The city’s Department of Business Affairs and Consumer Protection (BACP) has conducted more than 80 investigations into compliance with the flavour ban, and cited 17 businesses for violations.
A BACP spokesperson told ECigIntelligence that officers regularly patrol vaping businesses in the city – the third largest in the US – to check that all tobacco ordinances, including the minimum purchasing age of 21, are being implemented. “It is already something we had the staff for,” they said.
The department employs 40 investigators, six of whom work for the tobacco team, visiting an average of ten to 15 vaping and tobacco businesses a week. Officials are always on the hunt for violations, even if their case is focused on another ordinance.
The flavour ban approved by Chicago City Council in September 2020 allows for fines of between $1,000 and $5,000, dependent on factors such as willingness to settle and “the egregiousness” of the violation. Business owners can challenge the fines in court.

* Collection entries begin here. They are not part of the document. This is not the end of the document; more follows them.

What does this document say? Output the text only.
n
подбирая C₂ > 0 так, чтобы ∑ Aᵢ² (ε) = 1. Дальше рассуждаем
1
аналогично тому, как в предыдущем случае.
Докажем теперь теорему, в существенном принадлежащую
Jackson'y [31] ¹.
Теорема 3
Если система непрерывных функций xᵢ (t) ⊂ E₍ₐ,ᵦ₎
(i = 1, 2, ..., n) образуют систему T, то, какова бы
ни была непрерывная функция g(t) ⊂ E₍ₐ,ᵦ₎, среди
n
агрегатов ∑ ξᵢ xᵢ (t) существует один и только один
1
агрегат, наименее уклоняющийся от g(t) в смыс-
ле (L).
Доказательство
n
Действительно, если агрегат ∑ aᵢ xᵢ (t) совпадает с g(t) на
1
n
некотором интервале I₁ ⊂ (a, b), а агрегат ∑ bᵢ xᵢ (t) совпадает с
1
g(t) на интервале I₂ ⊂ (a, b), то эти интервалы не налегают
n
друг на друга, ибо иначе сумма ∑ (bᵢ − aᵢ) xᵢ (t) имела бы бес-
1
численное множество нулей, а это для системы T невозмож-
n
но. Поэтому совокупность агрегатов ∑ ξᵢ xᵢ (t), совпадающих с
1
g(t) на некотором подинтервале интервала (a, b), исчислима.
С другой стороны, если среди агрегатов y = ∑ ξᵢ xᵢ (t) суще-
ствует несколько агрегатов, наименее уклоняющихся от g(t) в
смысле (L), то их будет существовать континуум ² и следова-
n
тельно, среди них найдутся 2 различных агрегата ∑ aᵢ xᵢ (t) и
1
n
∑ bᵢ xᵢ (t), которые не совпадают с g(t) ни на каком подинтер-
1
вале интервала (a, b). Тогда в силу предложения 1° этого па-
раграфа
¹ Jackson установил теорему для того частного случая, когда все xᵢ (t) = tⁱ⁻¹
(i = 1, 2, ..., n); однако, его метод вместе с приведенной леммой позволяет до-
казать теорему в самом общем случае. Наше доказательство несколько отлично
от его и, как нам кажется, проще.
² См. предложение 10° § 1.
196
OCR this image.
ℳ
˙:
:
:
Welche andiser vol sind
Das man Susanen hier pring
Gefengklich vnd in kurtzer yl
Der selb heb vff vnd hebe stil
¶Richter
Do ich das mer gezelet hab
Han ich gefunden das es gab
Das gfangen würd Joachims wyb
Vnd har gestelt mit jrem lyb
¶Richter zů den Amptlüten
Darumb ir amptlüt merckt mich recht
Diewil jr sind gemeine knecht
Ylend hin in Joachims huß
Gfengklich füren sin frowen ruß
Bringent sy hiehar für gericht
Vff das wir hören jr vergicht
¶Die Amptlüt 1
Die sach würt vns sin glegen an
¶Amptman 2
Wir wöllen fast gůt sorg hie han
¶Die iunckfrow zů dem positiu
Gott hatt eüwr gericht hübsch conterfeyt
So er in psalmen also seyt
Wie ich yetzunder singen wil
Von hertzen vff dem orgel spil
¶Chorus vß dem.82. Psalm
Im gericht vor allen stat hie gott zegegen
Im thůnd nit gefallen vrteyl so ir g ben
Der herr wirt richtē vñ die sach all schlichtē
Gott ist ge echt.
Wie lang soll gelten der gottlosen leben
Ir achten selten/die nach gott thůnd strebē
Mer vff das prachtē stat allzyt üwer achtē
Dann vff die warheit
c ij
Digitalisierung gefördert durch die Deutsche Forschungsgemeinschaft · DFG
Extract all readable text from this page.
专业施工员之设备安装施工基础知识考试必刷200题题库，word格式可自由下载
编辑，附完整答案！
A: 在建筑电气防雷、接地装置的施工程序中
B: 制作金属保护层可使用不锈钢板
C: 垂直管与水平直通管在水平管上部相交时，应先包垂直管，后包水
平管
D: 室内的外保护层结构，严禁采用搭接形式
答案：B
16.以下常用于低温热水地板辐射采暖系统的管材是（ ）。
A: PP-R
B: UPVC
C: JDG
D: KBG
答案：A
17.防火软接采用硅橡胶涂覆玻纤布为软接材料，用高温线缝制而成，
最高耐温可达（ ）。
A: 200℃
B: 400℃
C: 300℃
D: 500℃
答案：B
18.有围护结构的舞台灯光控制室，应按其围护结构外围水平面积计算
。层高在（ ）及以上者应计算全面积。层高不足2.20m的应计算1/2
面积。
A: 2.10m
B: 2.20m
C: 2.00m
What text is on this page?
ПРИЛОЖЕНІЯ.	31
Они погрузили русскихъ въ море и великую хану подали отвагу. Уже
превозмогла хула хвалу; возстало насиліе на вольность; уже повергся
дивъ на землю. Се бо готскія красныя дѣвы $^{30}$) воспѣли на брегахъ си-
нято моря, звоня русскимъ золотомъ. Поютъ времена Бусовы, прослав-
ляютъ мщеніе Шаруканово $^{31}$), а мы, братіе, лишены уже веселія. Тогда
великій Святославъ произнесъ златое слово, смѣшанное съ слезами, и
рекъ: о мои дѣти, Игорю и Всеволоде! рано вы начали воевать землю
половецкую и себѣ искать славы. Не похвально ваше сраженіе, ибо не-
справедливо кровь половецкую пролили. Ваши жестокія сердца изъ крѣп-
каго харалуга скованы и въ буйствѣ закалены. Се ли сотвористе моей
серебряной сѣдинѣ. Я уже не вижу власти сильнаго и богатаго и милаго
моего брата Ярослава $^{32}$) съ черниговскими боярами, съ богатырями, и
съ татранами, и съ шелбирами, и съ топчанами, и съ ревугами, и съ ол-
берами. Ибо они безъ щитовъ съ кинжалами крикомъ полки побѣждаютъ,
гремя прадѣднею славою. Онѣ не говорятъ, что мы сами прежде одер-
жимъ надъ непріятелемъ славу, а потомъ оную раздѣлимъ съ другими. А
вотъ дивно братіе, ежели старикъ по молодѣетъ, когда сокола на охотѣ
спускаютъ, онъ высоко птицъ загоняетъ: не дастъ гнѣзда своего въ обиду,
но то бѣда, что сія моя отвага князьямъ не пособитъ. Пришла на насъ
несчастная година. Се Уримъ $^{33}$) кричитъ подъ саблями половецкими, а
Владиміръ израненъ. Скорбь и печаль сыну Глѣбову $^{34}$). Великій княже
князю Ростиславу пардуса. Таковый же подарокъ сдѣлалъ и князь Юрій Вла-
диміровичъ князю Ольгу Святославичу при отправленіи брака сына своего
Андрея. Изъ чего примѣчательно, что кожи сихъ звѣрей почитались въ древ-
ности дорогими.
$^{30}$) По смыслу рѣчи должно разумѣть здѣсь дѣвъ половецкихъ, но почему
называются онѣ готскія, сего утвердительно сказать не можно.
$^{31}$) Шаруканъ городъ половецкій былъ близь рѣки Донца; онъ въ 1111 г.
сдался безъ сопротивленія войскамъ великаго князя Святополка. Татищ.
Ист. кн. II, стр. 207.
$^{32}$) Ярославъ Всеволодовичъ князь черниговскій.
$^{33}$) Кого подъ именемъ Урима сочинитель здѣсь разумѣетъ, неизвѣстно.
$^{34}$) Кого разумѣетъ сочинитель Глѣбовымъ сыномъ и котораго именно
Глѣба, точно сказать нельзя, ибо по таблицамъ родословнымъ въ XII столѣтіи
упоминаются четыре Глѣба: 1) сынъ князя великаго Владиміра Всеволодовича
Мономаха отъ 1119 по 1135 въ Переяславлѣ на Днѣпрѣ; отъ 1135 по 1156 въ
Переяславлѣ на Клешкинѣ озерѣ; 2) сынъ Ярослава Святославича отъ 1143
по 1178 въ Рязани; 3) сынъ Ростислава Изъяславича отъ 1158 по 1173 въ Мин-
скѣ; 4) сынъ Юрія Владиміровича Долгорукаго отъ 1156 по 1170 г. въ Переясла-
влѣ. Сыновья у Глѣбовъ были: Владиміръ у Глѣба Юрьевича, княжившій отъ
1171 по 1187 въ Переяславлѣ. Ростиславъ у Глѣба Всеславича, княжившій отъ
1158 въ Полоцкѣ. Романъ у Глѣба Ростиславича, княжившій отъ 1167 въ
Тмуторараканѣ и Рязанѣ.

One of the most aggressive enforcement actions taken by the city council so far is a lawsuit against local companies Equte LLC and Vapes.com for selling tobacco products to minors without using adequate age-verification tools and engaging in unfair competition and business practices.
According to the suit filed in the Northern District of Illinois: “Defendants’ website and social media pages show pictures of e-liquids that are brightly coloured and portray the candies or desserts that the e-liquids are supposed to taste like.”
With this legal action, Chicago mayor Lori Lightfoot believes the city’s message to vaping companies is clear. “If you break the law, we will go after you, especially if you try to sell to our youth,” she said.
What This Means: Chicago seems to have placed a high priority on compliance with the flavour ban adopted last September.
Gregory Conley, president of the American Vaping Association (AVA), warned that flavour bans generally lead to store closures and those that stayed open “often end up expanding into tobacco and smoke shop merchandise”.
“You take stores that were once available to be dedicated to getting smokers off of cigarettes, and now in order to survive they end up having to sell bongs and cigars,” he said. “The vast majority of adult vapers want flavours and without them, people seek out alternative means.”